Moving and targeting will be familiar to anyone who's played first-person shooters on a console - the left analogue stick moves you back, forth and sideways, while the right stick aims and turns. Targeting, even with the lack of fine aiming that comes with analogue stick controls, is never a problem. For distant enemy, most weapons do have a sharp shooter mode that, with a click of right stick, zoom in slightly. Inadvertently clicking this does happen when you're frantically looking for a pack of crab-like Leapers, which swarm over walls or burst from pods.
Leaper
Ageing Granddaddies whose reflexes are a bit slow, might find a Leaper or a Menial Hybrid attached to your face. When this happens you can unleash the fantastically immersive use of the Sixaxis' tilt controls - namely shaking it like crazy to shrug them off. Given that you can just press the [Triangle] to strike them with the butt of your weapon, it smacks of little more than an afterthought.
Of course, the best approach would be to steer well clear of intimate contact. To do this, you're initially armed with carbine rifle and grenade launcher. Later you're introduced to a wonderful assortment of more powerful weapons; Sniper rifles, shotguns, rocket launchers and Chimeran energy weapons are part of your projectile inventory, with frag grenades, hedgehog mines and gas grenades for the less direct approach. The Chimeran Auger rifle is particularly useful, as its rounds can penetrate objects. Its reticule will identify targets through walls, making it a good strategic weapon. Like all other guns, it comes with a secondary firing mode, in this case setting up an energy shield.
Stalker
When the going gets tough, the tough get mobile artillery - namely tanks, Jeeps and Chimeran Stalkers. The tanks are a bit cumbersome, best used in long-range engagements. Heading through Cheddar Gorge you're introduced to the Jeep which, though technically not a weapon, is damn good for mowing down foot soldiers. Taking command of a enemy Stalker, a spider-like contraption armed with cannon and rocket-propelled mortars, is the most fun.
Though the vehicles all add variation to the game, they're often short-lived segments that seem little more than sub-games. In fact, only on two occasions does their involvement feel essential - using a Stalker to take down a boss-like Goliath and using the Jeep to get through the lengthy Gorge level. Even the Jeep, while fun to drive, is watered down by the inability to take control of the mounted machine gun, which is firmly the domain of the non-player comrade.
To stand a chance of survival you have to learn the different types of enemy creature.

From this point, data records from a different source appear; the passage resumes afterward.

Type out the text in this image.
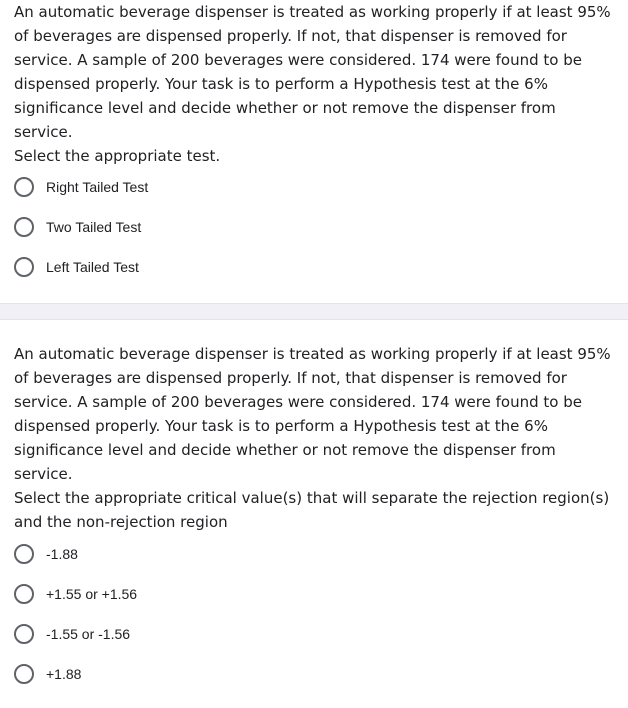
An automatic beverage dispenser is treated as working properly if at least 95%
of beverages are dispensed properly. If not, that dispenser is removed for
service. A sample of 200 beverages were considered. 174 were found to be
dispensed properly. Your task is to perform a Hypothesis test at the 6%
significance level and decide whether or not remove the dispenser from service.
Select the appropriate test.

Right Tailed Test
Two Tailed Test
Left Tailed Test

An automatic beverage dispenser is treated as working properly if at least 95%
of beverages are dispensed properly. If not, that dispenser is removed for
service. A sample of 200 beverages were considered. 174 were found to be
dispensed properly. Your task is to perform a Hypothesis test at the 6%
significance level and decide whether or not remove the dispenser from service.
Select the appropriate critical value(s) that will separate the rejection region(s)
and the non-rejection region

-1.88
+1.55 or +1.56
-1.55 or -1.56
+1.88
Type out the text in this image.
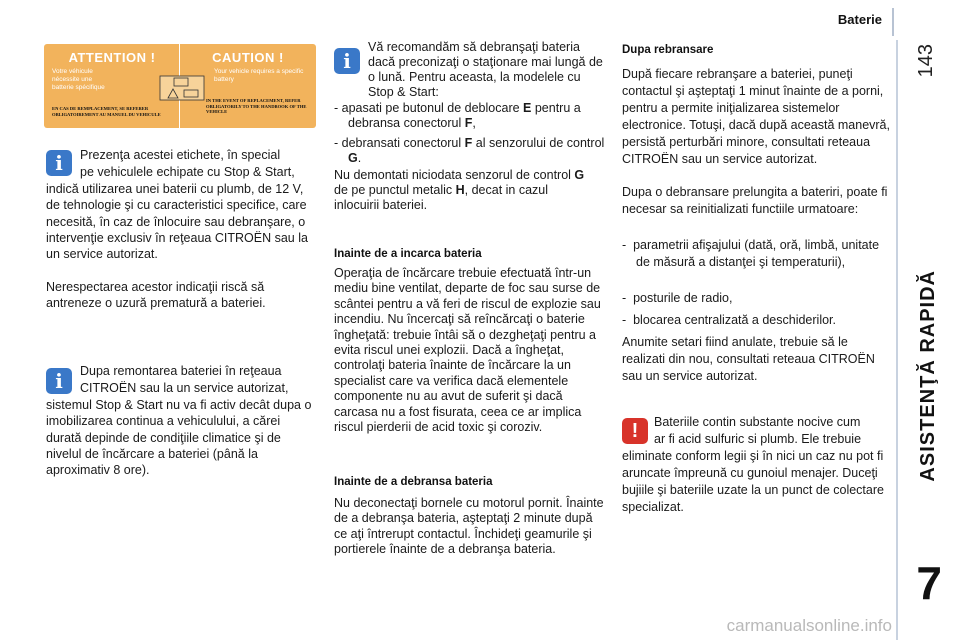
Baterie
143
ASISTENŢĂ RAPIDĂ
7
carmanualsonline.info
ATTENTION !
Votre véhicule nécessite une batterie spécifique
EN CAS DE REMPLACEMENT, SE REFERER OBLIGATOIREMENT AU MANUEL DU VEHICULE
CAUTION !
Your vehicle requires a specific battery
IN THE EVENT OF REPLACEMENT, REFER OBLIGATORILY TO THE HANDBOOK OF THE VEHICLE
i	Prezenţa acestei etichete, în special
pe vehiculele echipate cu Stop & Start,
indică utilizarea unei baterii cu plumb, de 12 V, de tehnologie şi cu caracteristici specifice, care necesită, în caz de înlocuire sau debranşare, o intervenţie exclusiv în reţeaua CITROËN sau la un service autorizat.
Nerespectarea acestor indicaţii riscă să antreneze o uzură prematură a bateriei.
i	Dupa remontarea bateriei în reţeaua
CITROËN sau la un service autorizat,
sistemul Stop & Start nu va fi activ decât dupa o imobilizarea continua a vehiculului, a cărei durată depinde de condiţiile climatice şi de nivelul de încărcare a bateriei (până la aproximativ 8 ore).
i
Vă recomandăm să debranşaţi bateria dacă preconizaţi o staţionare mai lungă de o lună. Pentru aceasta, la modelele cu Stop & Start:
- apasati pe butonul de deblocare E pentru a debransa conectorul F,
- debransati conectorul F al senzorului de control G.
Nu demontati niciodata senzorul de control G de pe punctul metalic H, decat in cazul inlocuirii bateriei.
Inainte de a incarca bateria
Operaţia de încărcare trebuie efectuată într-un mediu bine ventilat, departe de foc sau surse de scântei pentru a vă feri de riscul de explozie sau incendiu. Nu încercaţi să reîncărcaţi o baterie îngheţată: trebuie întâi să o dezgheţaţi pentru a evita riscul unei explozii. Dacă a îngheţat, controlaţi bateria înainte de încărcare la un specialist care va verifica dacă elementele componente nu au avut de suferit şi dacă carcasa nu a fost fisurata, ceea ce ar implica riscul pierderii de acid toxic şi coroziv.
Inainte de a debransa bateria
Nu deconectaţi bornele cu motorul pornit. Înainte de a debranşa bateria, aşteptaţi 2 minute după ce aţi întrerupt contactul. Închideţi geamurile şi portierele înainte de a debranşa bateria.
Dupa rebransare
După fiecare rebranşare a bateriei, puneţi contactul şi aşteptaţi 1 minut înainte de a porni, pentru a permite iniţializarea sistemelor electronice. Totuşi, dacă după această manevră, persistă perturbări minore, consultati reteaua CITROËN sau un service autorizat.
Dupa o debransare prelungita a bateriri, poate fi necesar sa reinitializati functiile urmatoare:
-  parametrii afişajului (dată, oră, limbă, unitate de măsură a distanţei şi temperaturii),
-  posturile de radio,
-  blocarea centralizată a deschiderilor.
Anumite setari fiind anulate, trebuie să le realizati din nou, consultati reteaua CITROËN sau un service autorizat.
!	Bateriile contin substante nocive cum
ar fi acid sulfuric si plumb. Ele trebuie
eliminate conform legii şi în nici un caz nu pot fi aruncate împreună cu gunoiul menajer. Duceţi bujiile şi bateriile uzate la un punct de colectare specializat.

More than that, you have to figure out their weaknesses and the weapons that deliver the most damage. Throughout the cut-scenes and in the various pieces of intel you can collect you're introduced to several larger beasts - Goliaths, Carriers, Widowmakers and Angels - but you rarely encounter them during play. In fact, you engage with several Angels, pitched as the big bosses, but only one Goliath. There's also a creature that exists only in notes and radio chatter - The Cloven appear to be something between human and Chimera, but you never find out what they are. When you've wrapped up the campaign, you definitely feel as though you've missed something.